Steps for the Fabric bring up:

  • Spin up the vManage VM on a server in data center with its minimal configuration (System IP, vBond IP, Organization name etc).
  • Spin up the vSmart VM on a server in data center with its minimal configuration (System IP, vBond IP, Organization name etc).
  • Spin up the vBond VM on a server in data center with its minimal configuration (System IP, vBond local command, Organization name etc).
  • Once all the devices are spun up they authenticate and validate each other with the help of the certificate exchange and form the permanent secure DTLS connection among themselves. (vBond to vSmart, vSmart to vMange, vBond to vManage).
  • Once authenticated the vManage NMS sends the configuration to vSmart and vBond devices.
  • Next we spin up the vEdge routers in our network.
  • vEdge router have the vBond IP address as the part of the initial base configuration and hence connect to the vBond and authenticate themselves with vBond over DTLS connection.
  • Once authenticated the vBond shares the IP address & serial number of the vSmarts to vEdge and also the IP address of vManage.
  • vEdge then authenticates itself with the vManage and receives it full configuration from the vManage over a permanent DTLS connection formed between them.
  • vEdge also authenticates with the vSmart controllers in the network over a secure DTLS connection.

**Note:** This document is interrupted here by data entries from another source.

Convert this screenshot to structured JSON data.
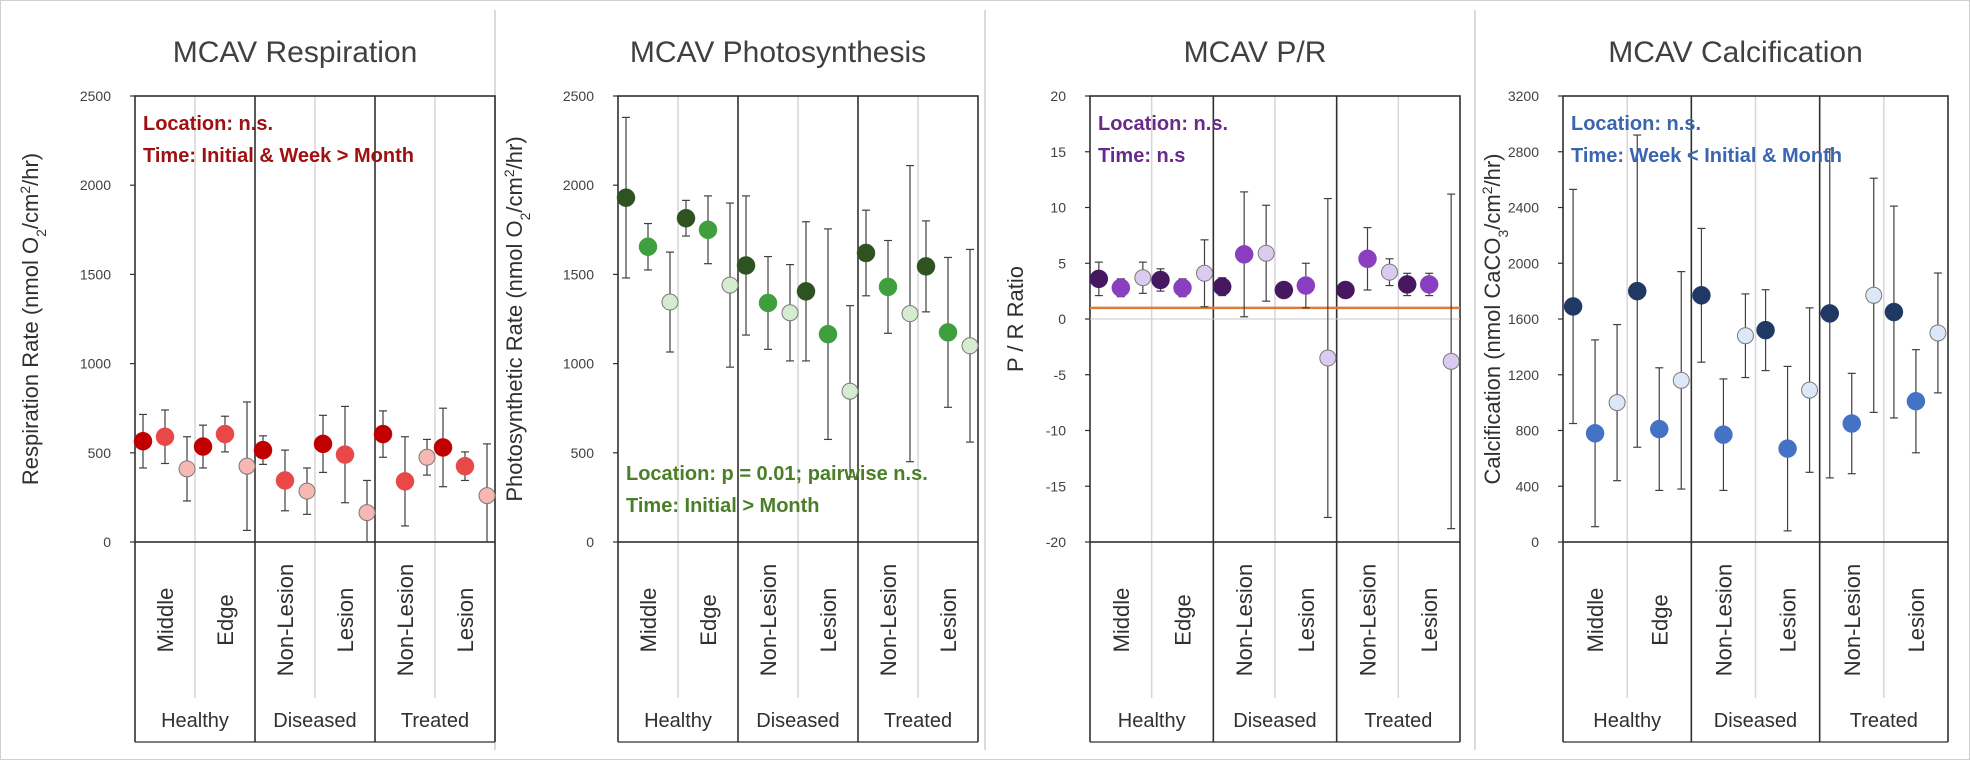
{
  "chart_data": [
    {
      "type": "scatter",
      "title": "MCAV Respiration",
      "ylabel": "Respiration Rate (nmol O",
      "ylabel_sub": "2",
      "ylabel_mid": "/cm",
      "ylabel_sup": "2",
      "ylabel_end": "/hr)",
      "ylim": [
        0,
        2500
      ],
      "yticks": [
        0,
        500,
        1000,
        1500,
        2000,
        2500
      ],
      "groups": [
        "Healthy",
        "Diseased",
        "Treated"
      ],
      "categories": [
        "Middle",
        "Edge",
        "Non-Lesion",
        "Lesion",
        "Non-Lesion",
        "Lesion"
      ],
      "colors": [
        "#c00000",
        "#e84848",
        "#f7b7b2"
      ],
      "annotations": [
        {
          "text": "Location: n.s.",
          "color": "#a01010"
        },
        {
          "text": "Time: Initial & Week > Month",
          "color": "#a01010"
        }
      ],
      "series": [
        {
          "name": "Initial",
          "values": [
            565,
            535,
            515,
            550,
            605,
            530
          ],
          "err": [
            150,
            120,
            80,
            160,
            130,
            220
          ]
        },
        {
          "name": "Week",
          "values": [
            590,
            605,
            345,
            490,
            340,
            425
          ],
          "err": [
            150,
            100,
            170,
            270,
            250,
            80
          ]
        },
        {
          "name": "Month",
          "values": [
            410,
            425,
            285,
            165,
            475,
            260
          ],
          "err": [
            180,
            360,
            130,
            180,
            100,
            290
          ]
        }
      ]
    },
    {
      "type": "scatter",
      "title": "MCAV Photosynthesis",
      "ylabel": "Photosynthetic Rate (nmol O",
      "ylabel_sub": "2",
      "ylabel_mid": "/cm",
      "ylabel_sup": "2",
      "ylabel_end": "/hr)",
      "ylim": [
        0,
        2500
      ],
      "yticks": [
        0,
        500,
        1000,
        1500,
        2000,
        2500
      ],
      "groups": [
        "Healthy",
        "Diseased",
        "Treated"
      ],
      "categories": [
        "Middle",
        "Edge",
        "Non-Lesion",
        "Lesion",
        "Non-Lesion",
        "Lesion"
      ],
      "colors": [
        "#2f5223",
        "#3f9f3f",
        "#d5ecd0"
      ],
      "annotations": [
        {
          "text": "Location: p = 0.01; pairwise n.s.",
          "color": "#4a7f28"
        },
        {
          "text": "Time: Initial > Month",
          "color": "#4a7f28"
        }
      ],
      "series": [
        {
          "name": "Initial",
          "values": [
            1930,
            1815,
            1550,
            1405,
            1620,
            1545
          ],
          "err": [
            450,
            100,
            390,
            390,
            240,
            255
          ]
        },
        {
          "name": "Week",
          "values": [
            1655,
            1750,
            1340,
            1165,
            1430,
            1175
          ],
          "err": [
            130,
            190,
            260,
            590,
            260,
            420
          ]
        },
        {
          "name": "Month",
          "values": [
            1345,
            1440,
            1285,
            845,
            1280,
            1100
          ],
          "err": [
            280,
            460,
            270,
            480,
            830,
            540
          ]
        }
      ]
    },
    {
      "type": "scatter",
      "title": "MCAV P/R",
      "ylabel": "P / R Ratio",
      "ylim": [
        -20,
        20
      ],
      "yticks": [
        -20,
        -15,
        -10,
        -5,
        0,
        5,
        10,
        15,
        20
      ],
      "groups": [
        "Healthy",
        "Diseased",
        "Treated"
      ],
      "categories": [
        "Middle",
        "Edge",
        "Non-Lesion",
        "Lesion",
        "Non-Lesion",
        "Lesion"
      ],
      "colors": [
        "#45185f",
        "#8a3fc0",
        "#dccbf0"
      ],
      "reference_line": 1,
      "reference_color": "#e07b39",
      "annotations": [
        {
          "text": "Location: n.s.",
          "color": "#6a2a8a"
        },
        {
          "text": "Time: n.s",
          "color": "#6a2a8a"
        }
      ],
      "series": [
        {
          "name": "Initial",
          "values": [
            3.6,
            3.5,
            2.9,
            2.6,
            2.6,
            3.1
          ],
          "err": [
            1.5,
            1.0,
            0.8,
            0.6,
            0.6,
            1.0
          ]
        },
        {
          "name": "Week",
          "values": [
            2.8,
            2.8,
            5.8,
            3.0,
            5.4,
            3.1
          ],
          "err": [
            0.8,
            0.8,
            5.6,
            2.0,
            2.8,
            1.0
          ]
        },
        {
          "name": "Month",
          "values": [
            3.7,
            4.1,
            5.9,
            -3.5,
            4.2,
            -3.8
          ],
          "err": [
            1.4,
            3.0,
            4.3,
            14.3,
            1.2,
            15.0
          ]
        }
      ]
    },
    {
      "type": "scatter",
      "title": "MCAV Calcification",
      "ylabel": "Calcification (nmol CaCO",
      "ylabel_sub": "3",
      "ylabel_mid": "/cm",
      "ylabel_sup": "2",
      "ylabel_end": "/hr)",
      "ylim": [
        0,
        3200
      ],
      "yticks": [
        0,
        400,
        800,
        1200,
        1600,
        2000,
        2400,
        2800,
        3200
      ],
      "groups": [
        "Healthy",
        "Diseased",
        "Treated"
      ],
      "categories": [
        "Middle",
        "Edge",
        "Non-Lesion",
        "Lesion",
        "Non-Lesion",
        "Lesion"
      ],
      "colors": [
        "#1f3864",
        "#4472c4",
        "#dce8f7"
      ],
      "annotations": [
        {
          "text": "Location: n.s.",
          "color": "#3a66b0"
        },
        {
          "text": "Time: Week < Initial & Month",
          "color": "#3a66b0"
        }
      ],
      "series": [
        {
          "name": "Initial",
          "values": [
            1690,
            1800,
            1770,
            1520,
            1640,
            1650
          ],
          "err": [
            840,
            1120,
            480,
            290,
            1180,
            760
          ]
        },
        {
          "name": "Week",
          "values": [
            780,
            810,
            770,
            670,
            850,
            1010
          ],
          "err": [
            670,
            440,
            400,
            590,
            360,
            370
          ]
        },
        {
          "name": "Month",
          "values": [
            1000,
            1160,
            1480,
            1090,
            1770,
            1500
          ],
          "err": [
            560,
            780,
            300,
            590,
            840,
            430
          ]
        }
      ]
    }
  ]
}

  • Once authentication is succesfull a permanent DTLS connection is formed between them and OMP peering is established between both the devices.
  • Over this OMP peering session vEdge router relays the control plane information to the vSmart so that vSmart can learn the network topology.
  • Control plane information includes the LAN side prefixes learnt on the vEdge via static or dynamic routing. These are advertised to the vSmart and also the TLOC (transport location) are advertised which is the address of the interface that connects to the WAN transport network.
  • vSmart controllers installs the OMP updates in routing database and advertises these to other vEdge routers in the overlay network.